Varying the pruning intensity is equally vital. Unless you're dealing with shrub and miniature roses that require light pruning for structural shaping, most other varieties can work with moderate pruning. In moderate pruning, plants are reduced to five canes (or more if desired) as a way to encourage multiple blooms, although at the cost of their size. Also, don't cut the stem just below the dormant bud. Instead, cut it off around ¼ inch above the desired node. Plus, focus on removing inward-growing buds, lest they crowd the plant's center, impeding air circulation and inviting in diseases like powdery mildew. Retain outward-facing buds (growing away from the center) instead.
Not deadheading your rose bushes
While there are plenty of gorgeous rose varieties that require no pruning or deadheading as they self-clean, there are plenty that do. Indeed, deadheading, the art of removing faded flowers, is essential to boost flowering. Otherwise, the bushes will set rose hips. Although gardeners and birds find them attractive, they arrive at the behest of the new blooms (in repeat-blooming roses).

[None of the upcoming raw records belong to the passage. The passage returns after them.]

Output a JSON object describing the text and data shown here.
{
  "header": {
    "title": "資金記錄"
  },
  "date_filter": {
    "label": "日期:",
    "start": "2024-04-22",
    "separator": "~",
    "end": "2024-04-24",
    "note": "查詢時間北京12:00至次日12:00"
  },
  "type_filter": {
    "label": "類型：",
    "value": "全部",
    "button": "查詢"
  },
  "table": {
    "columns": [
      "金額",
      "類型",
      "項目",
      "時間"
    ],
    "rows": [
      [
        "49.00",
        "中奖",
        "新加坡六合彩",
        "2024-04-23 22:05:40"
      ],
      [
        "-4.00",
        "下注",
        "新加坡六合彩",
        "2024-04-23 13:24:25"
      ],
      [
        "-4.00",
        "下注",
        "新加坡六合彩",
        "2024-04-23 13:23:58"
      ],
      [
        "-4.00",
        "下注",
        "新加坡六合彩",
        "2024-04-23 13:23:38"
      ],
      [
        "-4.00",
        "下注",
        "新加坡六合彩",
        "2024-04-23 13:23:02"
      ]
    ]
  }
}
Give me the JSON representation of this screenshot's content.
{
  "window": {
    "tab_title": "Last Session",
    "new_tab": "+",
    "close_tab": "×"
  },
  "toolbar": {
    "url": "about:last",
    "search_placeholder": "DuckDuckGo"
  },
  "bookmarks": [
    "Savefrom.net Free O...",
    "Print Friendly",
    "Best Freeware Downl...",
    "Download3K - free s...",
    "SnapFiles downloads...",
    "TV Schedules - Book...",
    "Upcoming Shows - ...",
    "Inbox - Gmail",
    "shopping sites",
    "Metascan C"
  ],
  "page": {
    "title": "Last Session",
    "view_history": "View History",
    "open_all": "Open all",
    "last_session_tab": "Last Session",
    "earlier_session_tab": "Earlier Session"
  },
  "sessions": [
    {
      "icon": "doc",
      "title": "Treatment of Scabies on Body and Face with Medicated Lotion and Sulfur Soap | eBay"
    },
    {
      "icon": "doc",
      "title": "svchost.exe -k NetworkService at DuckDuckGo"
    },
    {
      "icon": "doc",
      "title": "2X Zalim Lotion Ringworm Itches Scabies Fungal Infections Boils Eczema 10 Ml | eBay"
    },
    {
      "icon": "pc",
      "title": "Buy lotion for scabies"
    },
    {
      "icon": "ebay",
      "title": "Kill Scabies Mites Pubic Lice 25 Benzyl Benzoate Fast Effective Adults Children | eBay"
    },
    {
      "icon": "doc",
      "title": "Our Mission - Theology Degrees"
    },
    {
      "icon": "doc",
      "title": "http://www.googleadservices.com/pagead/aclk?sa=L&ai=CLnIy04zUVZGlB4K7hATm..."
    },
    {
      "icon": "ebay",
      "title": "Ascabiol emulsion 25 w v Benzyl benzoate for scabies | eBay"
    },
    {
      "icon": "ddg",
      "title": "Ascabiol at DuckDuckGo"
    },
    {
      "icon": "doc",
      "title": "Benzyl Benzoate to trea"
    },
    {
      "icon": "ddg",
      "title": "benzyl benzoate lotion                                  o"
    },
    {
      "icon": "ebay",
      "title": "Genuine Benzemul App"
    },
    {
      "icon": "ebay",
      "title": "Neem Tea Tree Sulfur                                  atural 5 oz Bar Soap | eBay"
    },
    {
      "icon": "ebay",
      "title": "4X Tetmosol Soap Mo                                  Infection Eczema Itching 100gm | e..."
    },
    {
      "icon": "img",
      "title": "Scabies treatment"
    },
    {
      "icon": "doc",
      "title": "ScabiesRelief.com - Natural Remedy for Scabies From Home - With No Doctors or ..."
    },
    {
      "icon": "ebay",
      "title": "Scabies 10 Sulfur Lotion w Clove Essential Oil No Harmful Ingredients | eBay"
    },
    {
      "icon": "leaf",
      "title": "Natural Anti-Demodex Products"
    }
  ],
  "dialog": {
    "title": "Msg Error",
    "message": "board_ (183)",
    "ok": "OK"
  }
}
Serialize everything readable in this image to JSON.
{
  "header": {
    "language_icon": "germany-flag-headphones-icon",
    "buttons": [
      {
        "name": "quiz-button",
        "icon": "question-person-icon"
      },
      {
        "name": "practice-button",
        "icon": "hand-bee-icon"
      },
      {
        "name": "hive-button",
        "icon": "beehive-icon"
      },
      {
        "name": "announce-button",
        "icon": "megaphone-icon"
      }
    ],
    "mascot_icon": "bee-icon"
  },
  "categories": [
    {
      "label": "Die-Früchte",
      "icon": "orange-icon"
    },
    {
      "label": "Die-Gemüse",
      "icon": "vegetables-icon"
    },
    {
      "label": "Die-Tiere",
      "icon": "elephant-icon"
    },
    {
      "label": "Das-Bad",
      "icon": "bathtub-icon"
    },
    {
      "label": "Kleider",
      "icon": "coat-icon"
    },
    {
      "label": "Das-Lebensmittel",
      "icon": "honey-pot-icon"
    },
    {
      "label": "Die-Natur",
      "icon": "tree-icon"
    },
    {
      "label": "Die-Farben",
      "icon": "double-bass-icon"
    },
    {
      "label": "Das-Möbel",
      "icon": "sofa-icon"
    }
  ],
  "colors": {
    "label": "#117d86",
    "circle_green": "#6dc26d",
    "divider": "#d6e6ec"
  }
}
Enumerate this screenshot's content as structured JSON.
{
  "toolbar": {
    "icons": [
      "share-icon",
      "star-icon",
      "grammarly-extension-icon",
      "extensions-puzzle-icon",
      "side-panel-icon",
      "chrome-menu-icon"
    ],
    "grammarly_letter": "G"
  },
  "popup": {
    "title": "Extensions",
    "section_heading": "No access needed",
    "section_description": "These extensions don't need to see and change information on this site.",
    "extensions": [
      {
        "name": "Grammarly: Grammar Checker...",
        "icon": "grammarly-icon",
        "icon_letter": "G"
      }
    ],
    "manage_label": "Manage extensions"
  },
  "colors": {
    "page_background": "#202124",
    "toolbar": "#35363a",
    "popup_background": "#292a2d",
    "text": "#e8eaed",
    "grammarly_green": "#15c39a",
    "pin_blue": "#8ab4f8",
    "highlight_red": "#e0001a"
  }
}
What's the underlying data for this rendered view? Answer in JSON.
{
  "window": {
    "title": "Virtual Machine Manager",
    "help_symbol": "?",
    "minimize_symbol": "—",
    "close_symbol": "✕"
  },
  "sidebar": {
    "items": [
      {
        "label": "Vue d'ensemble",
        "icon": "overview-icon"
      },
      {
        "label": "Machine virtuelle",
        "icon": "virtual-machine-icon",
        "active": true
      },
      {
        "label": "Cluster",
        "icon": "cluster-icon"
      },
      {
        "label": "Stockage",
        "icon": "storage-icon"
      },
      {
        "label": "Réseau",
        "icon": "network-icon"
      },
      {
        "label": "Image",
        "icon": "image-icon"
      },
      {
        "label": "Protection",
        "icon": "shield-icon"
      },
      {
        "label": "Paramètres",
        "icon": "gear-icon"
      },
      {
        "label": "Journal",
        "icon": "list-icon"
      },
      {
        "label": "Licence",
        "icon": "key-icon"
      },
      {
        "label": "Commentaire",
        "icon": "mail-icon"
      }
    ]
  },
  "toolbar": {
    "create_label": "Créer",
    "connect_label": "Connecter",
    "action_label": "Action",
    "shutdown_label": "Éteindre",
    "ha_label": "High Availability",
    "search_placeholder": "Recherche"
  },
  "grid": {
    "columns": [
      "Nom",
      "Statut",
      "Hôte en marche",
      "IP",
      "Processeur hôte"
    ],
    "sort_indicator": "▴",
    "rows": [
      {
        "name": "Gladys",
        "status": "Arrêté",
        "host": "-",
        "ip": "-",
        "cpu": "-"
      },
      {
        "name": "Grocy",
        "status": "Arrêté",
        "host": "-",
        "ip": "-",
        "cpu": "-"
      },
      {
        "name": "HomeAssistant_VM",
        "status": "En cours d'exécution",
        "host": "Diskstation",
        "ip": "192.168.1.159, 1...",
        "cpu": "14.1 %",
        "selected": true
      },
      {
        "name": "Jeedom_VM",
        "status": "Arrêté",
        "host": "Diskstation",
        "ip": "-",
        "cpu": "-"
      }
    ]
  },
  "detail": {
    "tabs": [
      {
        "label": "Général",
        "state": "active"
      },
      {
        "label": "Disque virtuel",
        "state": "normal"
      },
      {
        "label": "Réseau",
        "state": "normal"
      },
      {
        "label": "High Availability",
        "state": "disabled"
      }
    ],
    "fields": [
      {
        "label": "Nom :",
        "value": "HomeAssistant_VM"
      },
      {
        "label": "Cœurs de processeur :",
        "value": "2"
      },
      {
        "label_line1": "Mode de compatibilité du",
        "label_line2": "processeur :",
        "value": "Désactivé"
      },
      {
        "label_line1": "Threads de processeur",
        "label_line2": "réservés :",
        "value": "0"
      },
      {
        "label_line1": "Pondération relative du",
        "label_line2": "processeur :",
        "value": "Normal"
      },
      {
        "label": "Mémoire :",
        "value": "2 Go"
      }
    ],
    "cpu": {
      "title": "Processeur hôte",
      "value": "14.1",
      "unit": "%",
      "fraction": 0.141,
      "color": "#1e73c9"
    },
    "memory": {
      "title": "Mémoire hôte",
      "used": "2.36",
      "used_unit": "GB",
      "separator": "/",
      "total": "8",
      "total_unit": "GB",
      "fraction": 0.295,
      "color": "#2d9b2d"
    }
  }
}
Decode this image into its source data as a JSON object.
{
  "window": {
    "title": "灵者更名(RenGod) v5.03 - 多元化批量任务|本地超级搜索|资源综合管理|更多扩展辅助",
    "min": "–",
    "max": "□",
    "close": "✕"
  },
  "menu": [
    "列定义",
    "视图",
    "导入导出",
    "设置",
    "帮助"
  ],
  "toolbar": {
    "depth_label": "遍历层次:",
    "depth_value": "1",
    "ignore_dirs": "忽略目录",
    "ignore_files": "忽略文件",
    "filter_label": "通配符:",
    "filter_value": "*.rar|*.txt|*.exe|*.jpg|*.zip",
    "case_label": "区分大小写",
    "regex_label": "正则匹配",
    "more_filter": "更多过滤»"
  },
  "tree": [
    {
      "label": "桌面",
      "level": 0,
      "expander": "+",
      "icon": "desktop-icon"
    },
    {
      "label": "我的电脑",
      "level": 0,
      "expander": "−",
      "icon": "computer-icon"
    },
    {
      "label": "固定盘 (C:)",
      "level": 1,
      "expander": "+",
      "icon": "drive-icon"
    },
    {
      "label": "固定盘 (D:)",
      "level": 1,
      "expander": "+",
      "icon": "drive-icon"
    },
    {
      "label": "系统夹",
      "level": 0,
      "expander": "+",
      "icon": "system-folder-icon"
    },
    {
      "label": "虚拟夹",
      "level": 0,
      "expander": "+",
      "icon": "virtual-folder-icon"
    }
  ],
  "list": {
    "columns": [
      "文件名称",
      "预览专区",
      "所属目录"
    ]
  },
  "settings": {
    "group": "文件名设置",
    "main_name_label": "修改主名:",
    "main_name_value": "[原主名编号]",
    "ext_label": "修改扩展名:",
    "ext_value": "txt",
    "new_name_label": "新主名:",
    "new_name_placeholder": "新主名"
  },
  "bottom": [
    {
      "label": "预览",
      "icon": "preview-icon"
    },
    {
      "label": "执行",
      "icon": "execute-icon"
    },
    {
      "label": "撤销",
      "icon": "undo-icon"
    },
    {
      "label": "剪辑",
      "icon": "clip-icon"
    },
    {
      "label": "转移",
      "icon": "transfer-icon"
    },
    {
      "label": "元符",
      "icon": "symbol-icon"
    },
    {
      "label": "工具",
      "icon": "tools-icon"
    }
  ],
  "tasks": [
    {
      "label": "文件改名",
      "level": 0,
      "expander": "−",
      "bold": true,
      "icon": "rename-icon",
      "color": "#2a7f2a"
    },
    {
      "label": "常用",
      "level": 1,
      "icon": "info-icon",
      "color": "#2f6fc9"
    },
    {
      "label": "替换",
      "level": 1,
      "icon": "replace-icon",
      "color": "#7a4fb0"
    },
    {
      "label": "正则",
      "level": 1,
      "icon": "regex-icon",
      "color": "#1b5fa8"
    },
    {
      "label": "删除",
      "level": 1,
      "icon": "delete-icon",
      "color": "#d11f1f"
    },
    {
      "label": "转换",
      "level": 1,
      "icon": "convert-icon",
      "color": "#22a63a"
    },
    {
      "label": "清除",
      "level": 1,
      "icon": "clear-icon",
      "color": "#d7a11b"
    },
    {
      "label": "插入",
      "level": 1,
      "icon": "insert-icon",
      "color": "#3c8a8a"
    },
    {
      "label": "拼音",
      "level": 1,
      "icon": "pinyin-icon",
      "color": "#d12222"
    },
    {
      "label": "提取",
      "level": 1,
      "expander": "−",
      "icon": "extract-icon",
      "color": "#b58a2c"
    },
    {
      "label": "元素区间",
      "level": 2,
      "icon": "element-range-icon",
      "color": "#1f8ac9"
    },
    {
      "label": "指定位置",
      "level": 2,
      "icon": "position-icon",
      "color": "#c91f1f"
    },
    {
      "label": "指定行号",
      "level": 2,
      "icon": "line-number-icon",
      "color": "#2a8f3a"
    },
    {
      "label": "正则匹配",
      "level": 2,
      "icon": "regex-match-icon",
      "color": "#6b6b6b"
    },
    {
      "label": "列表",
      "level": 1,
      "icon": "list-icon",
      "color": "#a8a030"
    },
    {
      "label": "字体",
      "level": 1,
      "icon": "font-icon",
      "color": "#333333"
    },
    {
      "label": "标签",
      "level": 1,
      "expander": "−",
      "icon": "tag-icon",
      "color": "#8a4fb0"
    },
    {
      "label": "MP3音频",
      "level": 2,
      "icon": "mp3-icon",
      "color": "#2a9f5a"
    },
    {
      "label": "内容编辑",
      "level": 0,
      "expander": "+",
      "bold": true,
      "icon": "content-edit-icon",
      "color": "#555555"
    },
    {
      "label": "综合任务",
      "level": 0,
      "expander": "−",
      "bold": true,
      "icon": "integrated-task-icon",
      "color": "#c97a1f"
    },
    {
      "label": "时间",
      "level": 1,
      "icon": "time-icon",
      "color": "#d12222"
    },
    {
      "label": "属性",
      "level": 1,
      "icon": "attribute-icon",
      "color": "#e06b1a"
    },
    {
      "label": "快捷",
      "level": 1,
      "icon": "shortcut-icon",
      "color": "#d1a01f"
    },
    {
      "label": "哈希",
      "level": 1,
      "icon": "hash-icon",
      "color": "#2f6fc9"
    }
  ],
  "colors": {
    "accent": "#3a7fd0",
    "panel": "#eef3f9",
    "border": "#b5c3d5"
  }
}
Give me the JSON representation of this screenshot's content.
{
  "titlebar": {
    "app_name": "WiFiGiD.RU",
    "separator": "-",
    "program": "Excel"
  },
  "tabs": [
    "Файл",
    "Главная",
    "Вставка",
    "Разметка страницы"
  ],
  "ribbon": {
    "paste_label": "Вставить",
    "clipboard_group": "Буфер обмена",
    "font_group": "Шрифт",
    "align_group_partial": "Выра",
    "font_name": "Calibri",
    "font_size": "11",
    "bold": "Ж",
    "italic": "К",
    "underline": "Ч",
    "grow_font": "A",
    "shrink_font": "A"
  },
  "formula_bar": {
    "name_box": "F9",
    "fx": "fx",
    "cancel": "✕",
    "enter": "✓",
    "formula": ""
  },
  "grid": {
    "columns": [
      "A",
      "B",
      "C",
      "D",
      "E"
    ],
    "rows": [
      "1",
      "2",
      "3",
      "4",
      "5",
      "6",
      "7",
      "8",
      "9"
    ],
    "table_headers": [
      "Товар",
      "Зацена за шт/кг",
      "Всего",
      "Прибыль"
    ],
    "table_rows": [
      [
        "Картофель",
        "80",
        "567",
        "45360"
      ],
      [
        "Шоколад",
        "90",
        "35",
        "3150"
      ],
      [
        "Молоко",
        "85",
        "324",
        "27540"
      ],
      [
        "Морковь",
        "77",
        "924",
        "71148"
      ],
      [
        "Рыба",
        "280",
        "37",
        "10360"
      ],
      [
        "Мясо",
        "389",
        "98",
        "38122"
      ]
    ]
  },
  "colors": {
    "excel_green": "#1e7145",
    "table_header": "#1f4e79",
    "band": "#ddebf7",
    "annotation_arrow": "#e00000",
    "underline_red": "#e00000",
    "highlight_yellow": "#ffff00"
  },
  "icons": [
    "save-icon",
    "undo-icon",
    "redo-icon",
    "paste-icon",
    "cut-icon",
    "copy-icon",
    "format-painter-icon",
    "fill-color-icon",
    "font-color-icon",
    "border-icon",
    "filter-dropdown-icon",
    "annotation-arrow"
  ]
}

So, how and when should you deadhead roses? Whenever you venture out into your garden during the growth season, pluck off the dead flowers or trusses off of shrub roses. For repeat bloomers, trim the flower stalks down to a five-leaflet leaf. Stop the practice when it's time to signal dormancy. However, avoid deadheading when the plant is already heat- or drought-stressed. Also, delay it if the foliage is already wet (or forecasted to get wet) due to rain, dew, or irrigation. Make sure to pick up the flower and leaf cuttings so they don't become a breeding ground for fungal spores and pests, which may spread to your plants.
Not keeping up with pest control
City dwellers might not have to worry about deer trotting down their roads and turning their roses into tasty morsels. But suburban dwellers are not so lucky. Despite the thorns, deer love feasting on rose shrubbery and finishing off new buds in a jiffy.
Depending on your area, you might even notice rodents (especially gophers), skunks, and raccoons harboring in rose plants during the cold weather and feasting on their roots. So, not taking effective pest control measures can be a costly gardening mistake. A tall fence can help keep these pests out, and pushing the barrier deep into the soil can prevent burrowing.
Covering rose bushes too early in the name of winter protection
While it's vital to prepare your roses for winter, as they're prone to taking winter and frost damage around their buds, it's best not to hurry such prep. Since most overwintering roses are protected through mulch, covering them during the fall may trap moisture unless the ground is already frozen solid. This may intensify disease pressure from stem cankers, causing rose canes to develop black lesions and wilt. As you can venture, such diseased canes are unlikely to flower much come spring.
So, it's best to wait until after the first extended frost so you know that the ground is well-frozen. In addition to timing, the key to winterizing roses is a balance of insulation and air circulation. You can create a mound around the base of the plant using dirt covered in a breathable material like pine needles or dried foliage for an extra layer of insulation. Or, you can use the popular styrofoam cone or fabric cover method. Options like Gardener's Supply Company Rosy Cozy protect the plant from harsh winter winds while also offering ventilation.